Cecile Esmei Amari

Personal information
- Full name: Cecile Esmei Amari
- Date of birth: 20 November 1991 (age 34)
- Place of birth: Treichville, Abidjan, Ivory Coast
- Position: Midfielder

Team information
- Current team: Ataşehir Belediyespor
- Number: 7

Senior career*
- Years: Team / Apps / (Gls)
- 2009–2012: AS Jeanne d'Arc de Treichville
- 2012–2013: Raja Haroda Casablanca
- 2013–: Wydad AC
- 2014–: →ZFK Spartak Subotica
- 2019–: Ataşehir Belediyespor / 11 / (7)

International career^{‡}
- Ivory Coast

= Cecile Esmei Amari =

Ivorian association football player

Cecile Esmei Amari (born 20 November 1991) is an Ivorian footballer who plays as a midfielder for the Ivory Coast women's national football team.
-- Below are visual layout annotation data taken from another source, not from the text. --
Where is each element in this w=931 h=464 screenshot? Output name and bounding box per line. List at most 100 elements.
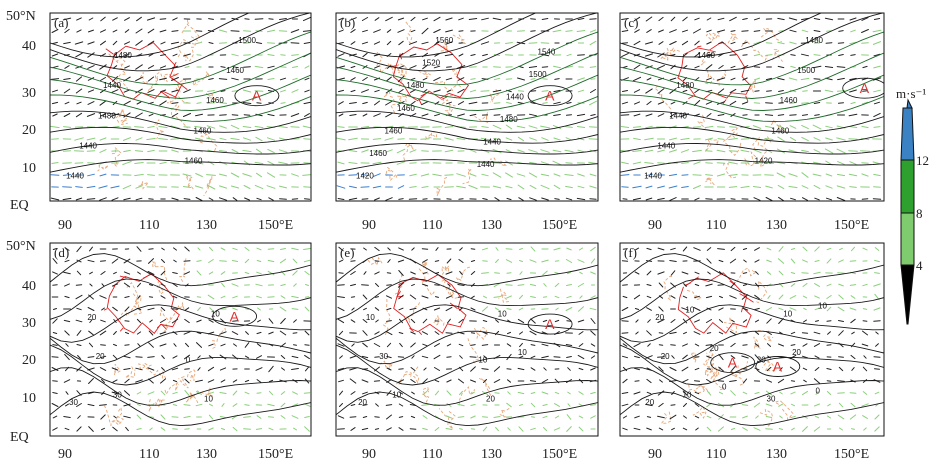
wind-vector [590,367,596,371]
wind-vector [590,391,596,395]
wind-vector [729,100,737,106]
wind-vector [801,136,809,142]
wind-vector [256,247,262,251]
wind-vector [576,197,586,201]
terrain-line [126,281,142,304]
wind-vector [779,391,783,395]
wind-vector [765,390,773,396]
wind-vector [338,42,344,44]
wind-vector [87,41,95,45]
wind-vector [554,198,560,200]
wind-vector [590,258,596,264]
wind-vector [717,284,725,286]
wind-vector [459,390,463,396]
wind-vector [220,295,226,299]
wind-vector [64,353,70,361]
contour-label: 1480 [500,115,518,124]
wind-vector [338,29,344,33]
terrain-line [729,361,749,378]
lon-tick-150: 150°E [542,447,577,462]
wind-vector [62,197,72,201]
wind-vector [386,414,392,420]
wind-vector [566,295,572,299]
contour-label: 10 [211,309,220,318]
wind-vector [194,161,204,165]
wind-vector [753,402,761,408]
wind-vector [729,295,737,299]
wind-vector [207,366,215,372]
wind-vector [567,391,571,395]
wind-vector [766,90,772,92]
terrain-line [147,71,160,92]
lon-tick-130: 130 [196,447,217,462]
wind-vector [849,77,857,81]
wind-vector [384,137,394,141]
wind-vector [767,343,771,347]
wind-vector [374,197,380,201]
wind-vector [291,54,299,56]
wind-vector [529,184,537,190]
terrain-line [138,362,149,371]
wind-vector [124,378,130,384]
wind-vector [554,282,560,288]
wind-vector [208,271,214,275]
wind-vector [634,271,640,275]
high-contour [527,313,573,335]
wind-vector [362,77,368,81]
contour-label: 0 [722,383,727,392]
panel-background [620,13,884,201]
wind-vector [243,428,251,430]
contour-label: 10 [366,313,375,322]
wind-vector [481,126,489,128]
wind-vector [753,30,761,32]
wind-vector [506,272,512,274]
wind-vector [495,247,499,251]
wind-vector [410,379,416,383]
wind-vector [87,89,95,93]
wind-vector [790,415,796,419]
wind-vector [386,355,392,359]
wind-vector [445,17,453,21]
wind-vector [730,41,736,45]
wind-vector [529,283,537,287]
wind-vector [622,427,628,431]
wind-vector [336,185,346,189]
wind-vector [682,52,688,58]
colorbar-tick-8: 8 [916,206,923,221]
terrain-line [175,78,187,93]
wind-vector [836,185,846,189]
wind-vector [765,416,773,418]
wind-vector [244,197,250,201]
wind-vector [814,367,820,371]
wind-vector [135,64,143,70]
contour-line [50,159,311,173]
plateau-outline [105,42,188,100]
wind-vector [836,148,846,154]
wind-vector [147,149,155,153]
wind-vector [196,319,202,323]
wind-vector [242,173,252,177]
wind-vector [803,319,807,323]
wind-vector [519,248,523,250]
terrain-line [397,94,408,107]
wind-vector [63,271,71,275]
wind-vector [292,391,298,395]
contour-label: 20 [710,344,719,353]
wind-vector [657,185,665,189]
wind-vector [113,415,117,419]
wind-vector [398,89,404,93]
lat-axis-bottom: 50°N 40 30 20 10 EQ [6,239,36,445]
wind-vector [257,307,261,311]
wind-vector [814,260,820,262]
contour-line [336,13,598,72]
wind-vector [790,331,796,335]
contour-labels: 1420144014601440146014801460144014801500… [356,36,556,180]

She was part of the team at the 2014 African Women's Championship and 2015 FIFA Women's World Cup. On club level, she plays for Ataşehir Belediyespor in the 2019-20 Turkish Women's First Football League.

She played in Morocco in 2012 for Raja Haroda Casablanca. In 2013, she was with Wydad AC in the same country. She was loaned out to the Serbian team ZFK Spartak Subotica in 2014.